I agree, in an ideal world we would all be taking care of our parents as they get older, but as they start to require more full time care, are we really expecting people to give up their jobs to become full time carers?

The high cost of living today, caused by inflation, stagnant pay rises and tax changes is having a significant impact on living standards for those on low incomes. Not everyone is in a position to give up work or reduce their hours to look after their parents as Mowat suggests, and many people are still supporting their children financially as their parents get older.

A reduction in work hours or giving up work altogether just isn’t an option for many people today irrespective of whether it’s to care for a child or an elderly relative. Given many people are on low incomes, to give up work to become full time carers could mean we’re just as likely to see more people rely on the state for benefits to support them financially.

Won’t this mean we’re just simply just taking from one pot of Government money, to support another - the cost of social care?

Perhaps there is an assumption that people with older parents may have more disposable income with mortgages coming to an end or perhaps having managed to build up some savings. Mr Mowat says that it is a short-medium term solution we need, but I cannot get my head around how this provides anything near medium-term. More and more people are in rented accommodation and thereby do not have diminishing accommodation costs.

Also if people give up work to support ageing parents and have to rely on those savings to make financial ends meet, when it comes to their own care in the future, they are more likely to be in need of support from the state themselves - in isolation this only defers the social care crisis.

I do agree with Mr Mowat however in that there are clearly many benefits to family members being more involved in the care of an elderly relative. But I would like us to move towards an ecosystem within which people in need of support can access care from the community as a whole, so that the responsibility doesn’t fall completely to a family member, nor are they completely reliant on the council either.

If you consider this aspiration and turn the ‘make care pay’ rhetoric into reality we can take a whole different approach to social care that is easier and genuinely does improve community cohesion and reduce the burden on state finances.

One solution that councils are working on is to develop ‘Community Assets’, to build and encourage capacity in communities to give people support and help address the pressure on formal care such as home care and residential care.

Imagine five people with care needs on one street and one other person on that street provides care to those five people, paid for by each of the five families. This could provide a distribution of wealth across six households and resilience amongst the neighbourhood, all at low cost to the people and next to no cost to the state - this is a simple example but it has worked in several pilots around the country.

I believe councils should be taking the lead in enabling such models to become the norm of how to meet care needs. Family first, then community and council next. But making this vision a reality needs investment to give communities a forum in which to promote ideas and families better access to information, helping them to access the care options that suit the care recipient’s needs. This will give them more freedom and the ability manage their care budgets simply.

Would such a model offer a true solution to easing the pressure on social care? It definitely doesn’t make the mistake of pushing the financial pressures around.

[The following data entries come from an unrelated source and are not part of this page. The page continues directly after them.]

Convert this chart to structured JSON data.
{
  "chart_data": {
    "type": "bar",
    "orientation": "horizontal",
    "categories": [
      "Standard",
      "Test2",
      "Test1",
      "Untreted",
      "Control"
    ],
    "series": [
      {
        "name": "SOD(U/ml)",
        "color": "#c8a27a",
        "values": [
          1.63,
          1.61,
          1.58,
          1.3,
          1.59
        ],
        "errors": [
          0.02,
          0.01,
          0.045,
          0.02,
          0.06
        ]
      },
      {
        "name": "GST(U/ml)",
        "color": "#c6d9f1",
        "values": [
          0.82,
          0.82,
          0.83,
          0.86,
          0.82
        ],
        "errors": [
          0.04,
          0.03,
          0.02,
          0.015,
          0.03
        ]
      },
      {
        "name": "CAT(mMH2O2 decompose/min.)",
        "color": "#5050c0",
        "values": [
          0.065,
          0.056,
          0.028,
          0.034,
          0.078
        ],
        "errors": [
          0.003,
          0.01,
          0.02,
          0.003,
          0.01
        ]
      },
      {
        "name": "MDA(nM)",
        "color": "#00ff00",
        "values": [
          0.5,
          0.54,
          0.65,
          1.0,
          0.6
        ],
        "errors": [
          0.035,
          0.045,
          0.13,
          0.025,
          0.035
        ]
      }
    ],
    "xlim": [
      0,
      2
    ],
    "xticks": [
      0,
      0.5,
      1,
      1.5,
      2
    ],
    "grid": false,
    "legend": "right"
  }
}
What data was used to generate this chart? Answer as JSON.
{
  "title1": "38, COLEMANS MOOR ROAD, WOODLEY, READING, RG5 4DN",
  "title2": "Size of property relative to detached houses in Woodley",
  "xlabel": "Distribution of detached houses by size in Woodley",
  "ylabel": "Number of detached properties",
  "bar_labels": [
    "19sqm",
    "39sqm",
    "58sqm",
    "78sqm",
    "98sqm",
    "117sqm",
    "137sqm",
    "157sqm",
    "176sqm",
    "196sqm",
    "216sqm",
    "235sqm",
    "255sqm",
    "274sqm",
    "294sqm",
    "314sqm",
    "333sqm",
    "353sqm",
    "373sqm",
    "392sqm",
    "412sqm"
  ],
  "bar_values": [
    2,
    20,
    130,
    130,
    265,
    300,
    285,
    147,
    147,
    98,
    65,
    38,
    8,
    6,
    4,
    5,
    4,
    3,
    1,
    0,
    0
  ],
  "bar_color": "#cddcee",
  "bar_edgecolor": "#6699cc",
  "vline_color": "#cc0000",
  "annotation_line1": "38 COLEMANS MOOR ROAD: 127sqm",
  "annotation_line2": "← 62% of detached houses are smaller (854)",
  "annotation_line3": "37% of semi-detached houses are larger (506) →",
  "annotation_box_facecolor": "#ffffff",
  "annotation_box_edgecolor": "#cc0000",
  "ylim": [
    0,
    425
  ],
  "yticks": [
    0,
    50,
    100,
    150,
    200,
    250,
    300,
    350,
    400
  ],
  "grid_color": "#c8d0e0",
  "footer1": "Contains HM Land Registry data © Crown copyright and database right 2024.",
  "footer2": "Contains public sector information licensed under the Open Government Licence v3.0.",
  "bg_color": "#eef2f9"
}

Ultimately it’s clear that a new way of working is required so people can access all options of support when they need it. I’d like to see councils help families and providers collaborate more closely; leverage modern technology to help people more easily self-manage their own care requirements; and for people and communities to get better at promoting and sharing what they can do for each other.

Local authorities have the green light from Government to move away from delivering restrictive care options and by creating a culture of shared responsibility across the community, one that encourages access to innovative and tailored support that suits individual families’ needs can be embarked on now to provide a short-to-long term solution.